Through Tuesday of this week, US equities and TLT had moved in the same direction for seven consecutive sessions.
The ongoing co-movement underscores the perils of a “flipped” stock-bond return correlation in the new macro zeitgeist. Recall that last week, TLT fell 50bps on three consecutive days with the S&P down simultaneously during all three of those sessions. According to Macro Risk Advisors’ Dean Curnutt, that’s only happened two other times, both during the financial crisis.
In short, the “not your hedge” dynamic is becoming quite difficult to ignore (figure below).
This has the potential to become extremely problematic for a laundry list of reasons outlined here over the past week, most recently in “We’re All Cathie Wood.”
While policymakers may yet be proven correct in their assessment that inflation will be transitory in developed economies, a sustained surge in actual, realized inflation has the potential to deliver at least two body blows to markets. I’m not convinced this is well understood.
First, surging long-end yields (and any concurrent violent bear steepener) chances an unruly unwind of what I’ve called an “unfathomably” large duration trade across assets, including sardine-can crowding into secular growth shares, tech and investment grade credit. Second, any hawkish policy response aimed at short-circuiting the inflation impulse would imperil the valuation premium assigned to some of the very same stocks.
I don’t generally traffic in hyperbole (unless it’s tongue-in-cheek), so I won’t call that “a disaster in the making.” Rather, let’s just say it’s an outcome that’s best avoided, especially considering tech concentration across benchmarks.
“A sharp rise in interest rates could prompt an adjustment in risk asset valuations, with possible adverse implications for financial stability,” the ECB said Wednesday, on the way to cautioning that,
Standard P/E ratios are more stretched in the US than the euro area. This partly reflects sectoral compositions, as US equity indices have a larger share of technology companies with higher P/E ratios, for example. There is also a marked skewness in the distribution of forward P/E ratios across firms in both the United States and the euro area, with a larger share of firms exhibiting stretched valuations than in the past. When the opportunity cost of holding risk-free assets is taken into account, valuations look less stretched. They remain near long-term averages, as investors do not yet appear to have reduced their risk-compensation preferences substantially. Real risk-free rates have declined to historically low levels over the last two decades and current valuations may rely in part on expectations that risk-free rates will remain very low for a protracted period.

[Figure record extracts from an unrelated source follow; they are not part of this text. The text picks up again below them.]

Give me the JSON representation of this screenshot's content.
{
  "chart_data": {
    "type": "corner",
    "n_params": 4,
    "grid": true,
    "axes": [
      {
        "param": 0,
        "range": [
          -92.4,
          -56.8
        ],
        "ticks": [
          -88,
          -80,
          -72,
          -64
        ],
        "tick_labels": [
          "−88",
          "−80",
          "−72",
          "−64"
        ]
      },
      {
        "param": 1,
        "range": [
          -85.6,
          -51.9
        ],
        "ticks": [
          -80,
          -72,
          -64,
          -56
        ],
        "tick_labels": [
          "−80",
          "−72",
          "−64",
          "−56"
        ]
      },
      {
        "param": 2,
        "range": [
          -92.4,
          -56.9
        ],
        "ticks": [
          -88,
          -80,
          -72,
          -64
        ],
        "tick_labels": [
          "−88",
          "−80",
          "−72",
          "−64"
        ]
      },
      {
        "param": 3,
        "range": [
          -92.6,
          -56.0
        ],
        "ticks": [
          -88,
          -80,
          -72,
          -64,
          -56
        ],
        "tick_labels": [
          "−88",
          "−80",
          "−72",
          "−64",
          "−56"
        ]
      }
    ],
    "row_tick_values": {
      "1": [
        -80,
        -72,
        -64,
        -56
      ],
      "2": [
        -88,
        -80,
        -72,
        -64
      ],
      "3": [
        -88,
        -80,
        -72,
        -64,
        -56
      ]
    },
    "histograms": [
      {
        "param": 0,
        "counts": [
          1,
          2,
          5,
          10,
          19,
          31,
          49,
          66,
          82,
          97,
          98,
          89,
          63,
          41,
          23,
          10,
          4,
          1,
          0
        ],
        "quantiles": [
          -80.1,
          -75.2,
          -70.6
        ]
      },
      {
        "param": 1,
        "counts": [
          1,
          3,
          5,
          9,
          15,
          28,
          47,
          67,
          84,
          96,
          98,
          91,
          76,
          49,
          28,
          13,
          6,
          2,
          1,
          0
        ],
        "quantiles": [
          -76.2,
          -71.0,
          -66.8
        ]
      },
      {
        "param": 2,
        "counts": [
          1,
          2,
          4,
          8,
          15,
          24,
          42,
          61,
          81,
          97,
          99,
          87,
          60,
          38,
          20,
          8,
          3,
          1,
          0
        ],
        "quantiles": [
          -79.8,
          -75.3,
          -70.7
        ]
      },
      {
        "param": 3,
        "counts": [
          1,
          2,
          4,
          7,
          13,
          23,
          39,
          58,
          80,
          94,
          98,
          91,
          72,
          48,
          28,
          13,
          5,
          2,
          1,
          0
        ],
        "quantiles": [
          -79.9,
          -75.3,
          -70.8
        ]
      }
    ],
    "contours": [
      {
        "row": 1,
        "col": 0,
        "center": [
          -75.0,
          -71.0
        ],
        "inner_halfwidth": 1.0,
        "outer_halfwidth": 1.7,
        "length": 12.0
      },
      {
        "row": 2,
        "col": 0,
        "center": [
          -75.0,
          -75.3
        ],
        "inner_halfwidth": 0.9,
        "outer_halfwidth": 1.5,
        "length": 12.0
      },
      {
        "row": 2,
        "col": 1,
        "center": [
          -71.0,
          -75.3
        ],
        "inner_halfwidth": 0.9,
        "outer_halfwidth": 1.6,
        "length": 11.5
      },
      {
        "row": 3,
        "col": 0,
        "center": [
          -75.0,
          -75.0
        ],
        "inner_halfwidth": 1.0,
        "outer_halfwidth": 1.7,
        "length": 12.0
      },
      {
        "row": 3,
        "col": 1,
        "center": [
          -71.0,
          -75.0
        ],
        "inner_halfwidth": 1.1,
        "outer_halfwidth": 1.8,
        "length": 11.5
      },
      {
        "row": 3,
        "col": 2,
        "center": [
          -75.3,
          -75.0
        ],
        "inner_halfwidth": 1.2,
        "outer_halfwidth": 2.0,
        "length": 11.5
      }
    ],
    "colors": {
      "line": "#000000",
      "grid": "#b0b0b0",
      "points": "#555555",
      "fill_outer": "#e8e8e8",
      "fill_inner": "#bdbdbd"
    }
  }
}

That latter bit alludes to a point made here Tuesday. The Nasdaq is now underperforming the S&P despite a renewed move lower in real yields. It’s as if, suddenly, folks are coming around to the notion that valuations for some sectors aren’t justifiable no matter how punitive the cost of holding safe assets might be.
“Both Treasurys and equities were under pressure overnight with inflation concerns as the go-to explanation for the price action,” BMO’s Ian Lyngen and Ben Jeffery wrote Wednesday. “This isn’t an unfamiliar dynamic, although it’s worth noting risk assets haven’t been particularly deterred by the elevated inflation expectations until they were realized via the April CPI release,” they added, noting that although “higher rates and a steeper curve are good for corporate profitability” in some contexts, and while “an environment in which prices are rising organically should be a net positive for firms with any degree of pricing power” making stocks an inflation hedge, “this logic breaks down quickly when the nature of the increase of consumer prices is driven by a supply shock and serves as a tax on consumption as opposed to a reflection of an economy in the process of heating up.”
Weighing in, Macro Risk Advisors’ Curnutt on Tuesday flagged the co-movement in stocks and the bond ETF (figure above). “It’s fair to suspect that ‘something may be up,'” he said, adding that “no correlation regime is permanent and empirical evidence supports the notion that the transition from risk on/risk off could be a bumpy one.”
While credit spreads have compressed dramatically on the back of the Fed’s (some would say “necessary” others would say “dangerous”) efforts to stamp out price discovery, Curnutt noted that “the 3-month realized correlation between 10-year rates and IG credit spreads is positive 36%.”
It’s all about perceptions of rate rise. Why are yields higher? (Don’t give the “wrong” answer.)
“When higher base Treasury yields reflect not just better growth prospects but also uncertainty around inflation and Fed policy, higher, not lower, credit spreads may be the result,” Curnutt went on to remark, in the course of suggesting a few “tail hedges in an uncertain time.”
BMO’s US rates team drove home the point for stocks. “Layer on top the fact the higher US rates imply a greater discount factor in the basic equity valuation models and the case for flagging risk assets is difficult to ignore,” they said Wednesday.
When the price of stocks goes and the price of TLT goes,…..the yield of TLT is going higher…..thought that was kind of normal….???
Ideally, you want your long bond position to offset declines in your equities position. So, if TLT is falling (bonds selling off) when stocks are simultaneously selling off, both your stock and bond positions are losing money. That’s not good.